Come see the curious high air manster.
Admission, 1 pearl, 5 corals and a clam!

The sight of this sign swinging from a small sea tree close to Samuel's air bowl sent a wave of rage up Tandy's back. Rubbing his palms briskly together, the little boy seized the saw and struck it with all his might against the unyielding surface of the slide. The noise attracted Samuel's attention, and looking up he began waving his arms, yelling out wild orders and commands. Not being able to hear any of them and being quite sure Samuel was telling them to leave the air shaft before the Seeweegians shot another slide above their heads and caught them, too, Tandy proceeded grimly with his task. Roger helped, scraping away with both claws and bill. For five desperate minutes they worked without success, then a tiny crack split the slide from edge to edge. Wedging the saw into the narrow opening, Tandy began sawing away like a little wild man, for a fresh batch of snails and crabs tossed in to Samuel had let in another rush of sea water. Immersed to his chin, Samuel started to swim round and round, dodging the end of the saw as it flashed up and down above his head.

"Oh!" gasped Tandy, stopping a moment to blow on his fingers. "I'll never be able to make this opening large enough. Look, look, Roger, they're opening that trap door again. Oh, Oh! I can't bear it!"

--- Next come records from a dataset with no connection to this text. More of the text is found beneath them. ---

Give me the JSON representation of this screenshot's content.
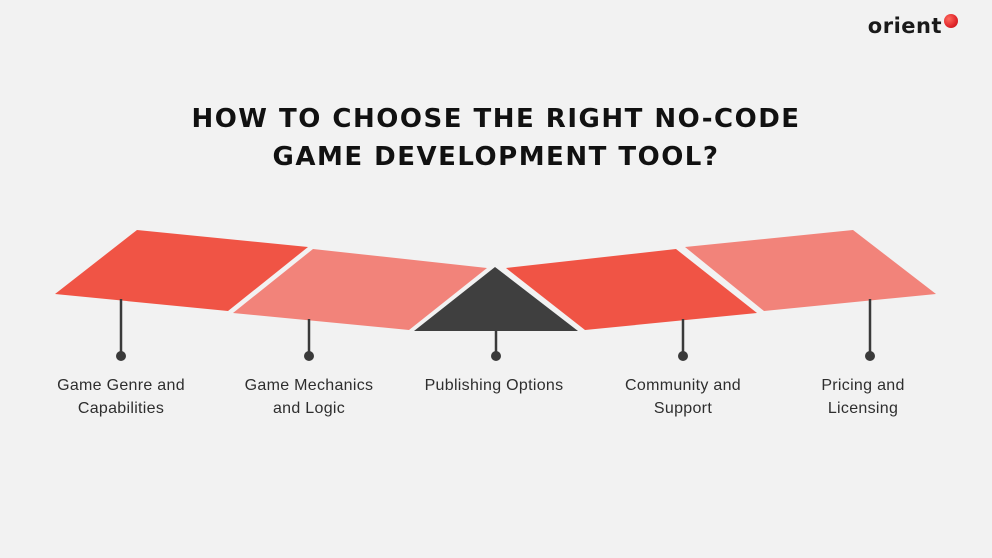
{
  "brand": {
    "name": "orient",
    "accent": "#e0262b"
  },
  "title": {
    "line1": "HOW TO CHOOSE THE RIGHT NO-CODE",
    "line2": "GAME DEVELOPMENT TOOL?"
  },
  "colors": {
    "primary_red": "#f05445",
    "light_red": "#f2837a",
    "dark": "#3f3f3f",
    "connector": "#3a3a3a"
  },
  "steps": [
    {
      "label_line1": "Game Genre and",
      "label_line2": "Capabilities"
    },
    {
      "label_line1": "Game Mechanics",
      "label_line2": "and Logic"
    },
    {
      "label_line1": "Publishing Options",
      "label_line2": ""
    },
    {
      "label_line1": "Community and",
      "label_line2": "Support"
    },
    {
      "label_line1": "Pricing and",
      "label_line2": "Licensing"
    }
  ]
}
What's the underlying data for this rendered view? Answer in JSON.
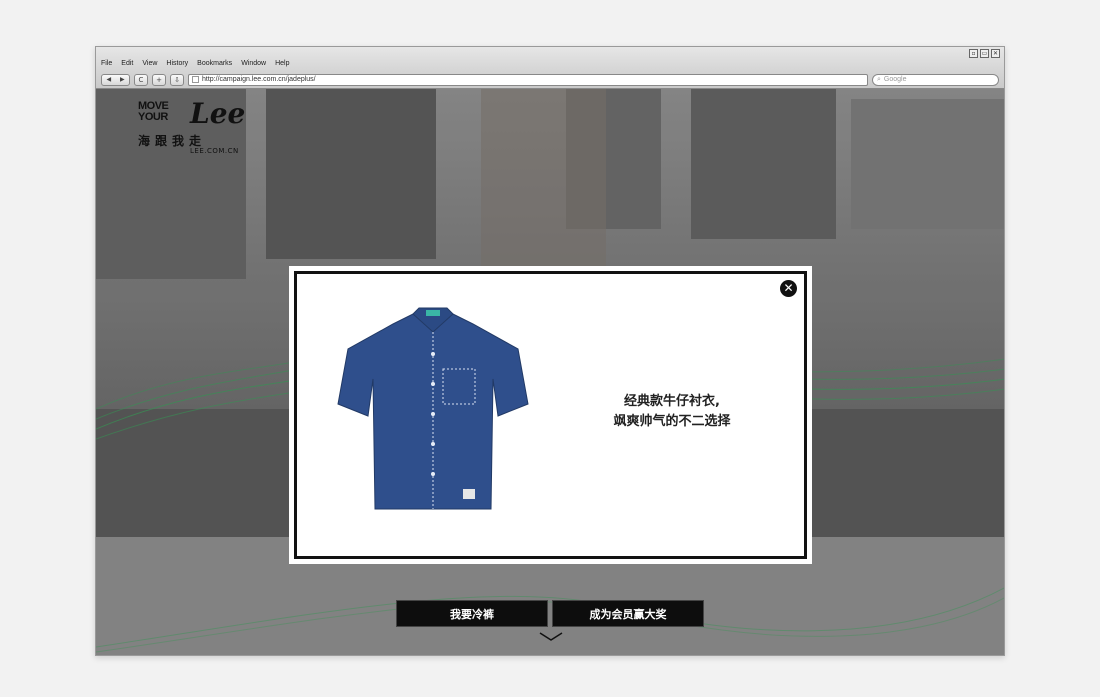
{
  "browser": {
    "menu": [
      "File",
      "Edit",
      "View",
      "History",
      "Bookmarks",
      "Window",
      "Help"
    ],
    "url": "http://campaign.lee.com.cn/jadeplus/",
    "search_placeholder": "Google",
    "nav": {
      "back": "◀",
      "forward": "▶",
      "reload": "C",
      "add": "+",
      "downloads": "⇩"
    },
    "window_buttons": [
      "▫",
      "▭",
      "✕"
    ]
  },
  "logo": {
    "line1": "MOVE",
    "line2": "YOUR",
    "brand": "Lee",
    "cn": "海跟我走",
    "site": "LEE.COM.CN"
  },
  "modal": {
    "close_icon": "close-icon",
    "caption_line1": "经典款牛仔衬衣,",
    "caption_line2": "飒爽帅气的不二选择"
  },
  "cta": {
    "primary": "我要冷裤",
    "secondary": "成为会员赢大奖"
  },
  "colors": {
    "accent_green": "#3c9a5a",
    "shirt_denim": "#2f4f8c",
    "modal_border": "#111111"
  }
}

"Help! Help!" yelled the Read Bird, looking despairingly up the empty air shaft. "Help, for the love of sea salt and sailor men!" His cry, increased by the curious nature of the compressed air in the air shaft, increased a hundredfold and fell with a hideous roar upon the anguished ears of Ato and Nikobo. Almost instinctively and without thought of her own safety, or Ato's, or the dire consequences, the hippopotamus jumped bodily into the sea hole. Roger, still glaring upward, had a quick flash of an immense falling object. Realizing at once what had happened, the Read Bird had just time to snatch Tandy and drag him to the opposite side of the slide before Nikobo landed—broke through the thick glass, plunged into Samuel's aquarium and shot out through the side into a group of horrified Seeweegians. Now do not suppose for an instant that Tandy, Roger or Samuel himself saw all this happen. Indeed, after Nikobo struck the slide, none of them remembered a thing, for the ocean, rushing in through the puncture the hippopotamus had made in the vacuum, rose like a tidal wave, carrying them tumultuously along.

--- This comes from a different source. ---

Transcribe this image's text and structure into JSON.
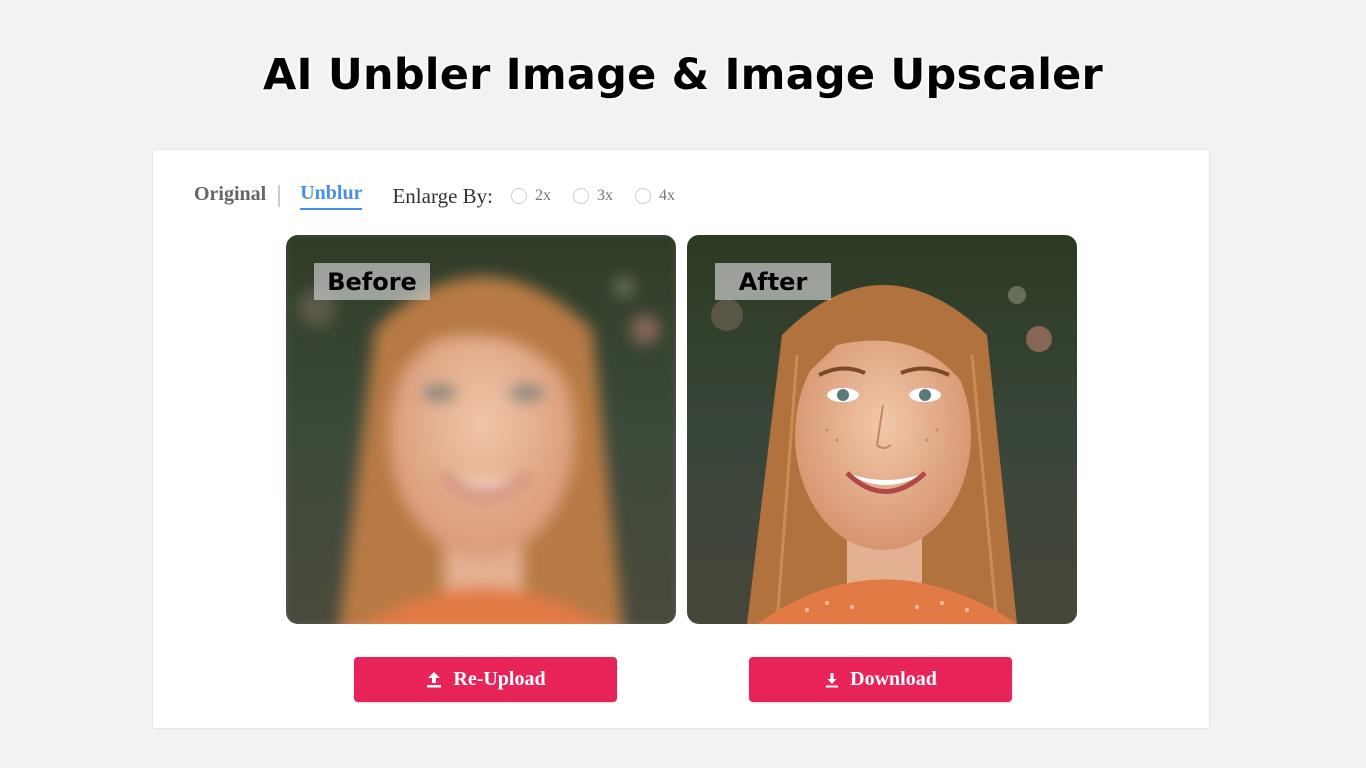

Nikobo came up at a little distance from the others, with Ato, completely wrapped and entangled in seaweed, clinging tenaciously to her harness and looking like some queer marine specimen himself. Too shocked and stunned to swim, the five shipmates bobbed up and down like corks on the surface of the sea. Then Roger, spreading his wet and bedraggled wings and coughing violently from all the salt water he had swallowed, started dizzily back to the Crescent Moon. Nikobo had several long gashes in her tough hide, but still managed to grin at Tandy.

"I—I must have lost the saw," panted the little boy, pulling himself wearily up on her back.

"Never mind the saw. I still have my journal, and look what I caught!" puffed Samuel Salt, dragging himself up on the other side of the hippopotamus. "Ship ahoy, Mates, a live and perfect specimen of a jellyfish boy." Holding up his prize, Samuel smiled blandly, all his danger and discomfort apparently forgotten.

"Oh, my eyes, ears and whiskers!" quavered Ato, peering out of his net of seaweed. "Is it for this we've been scraping our noses on the sea bottom?" Nodding cheerfully, Samuel plunged the squirming and transparent little water boy under the surface, holding him there, as Nikobo swam slowly and painfully back to the ship.